Saturday, November 1, 2014

Feeling Helpless when you are use to being Helpful

I’m someone who always has to be busy.  My hands and my brain just always need to be engaged.  Even at night I’m usually listening to an audiobook while I’m settling into sleep.

Two nights ago my back twisted into a giant ball of pain.  After a long day I finally found an effective pain medicine and my back relaxed back into position.  But I still needed to relax and rest today.  Usually that’s a normal Saturday for me, but today a friend came over to help me clean.  I just wanted to reach in and help.  I hated just sitting there.

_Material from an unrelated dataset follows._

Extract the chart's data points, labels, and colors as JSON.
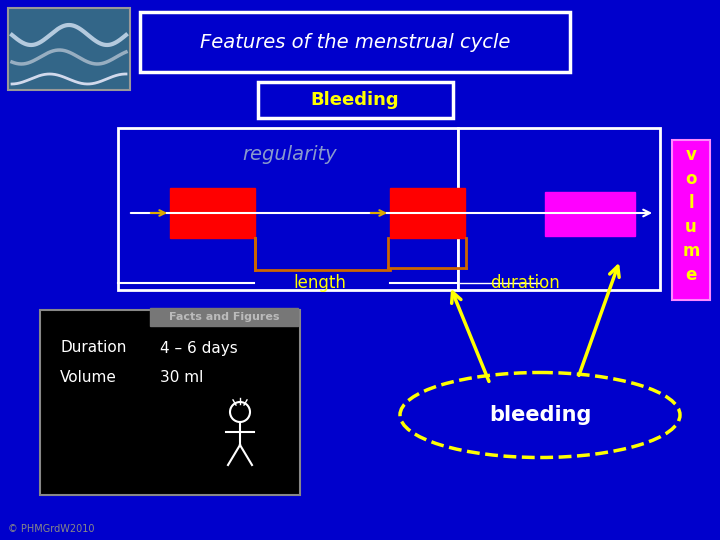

Then I reflect back on this last week.  An acquaintance of mine is in the same Neuroscience Intensive Care Unit where my dad spent the first month after receiving his brain tumor/cancer diagnosis.  My brain immediately spun into helpful mode.  I even tried to pay a visit, and realized that I was there for me, not him.  I sat in the waiting room for a while and it was cathartic for me to remember this period of time and mentally thank all of those that people that helped us then.  It was also a good place to remember how God carries you through those most turbulent days.

God uses us as hands to help people through those rough patches.  We need to be willing to help.  We also need to be willing to accept help when things get beyond us.  My heart failure requires me to pace myself, but even while walking slowly through my life, I can reach out a hand and help.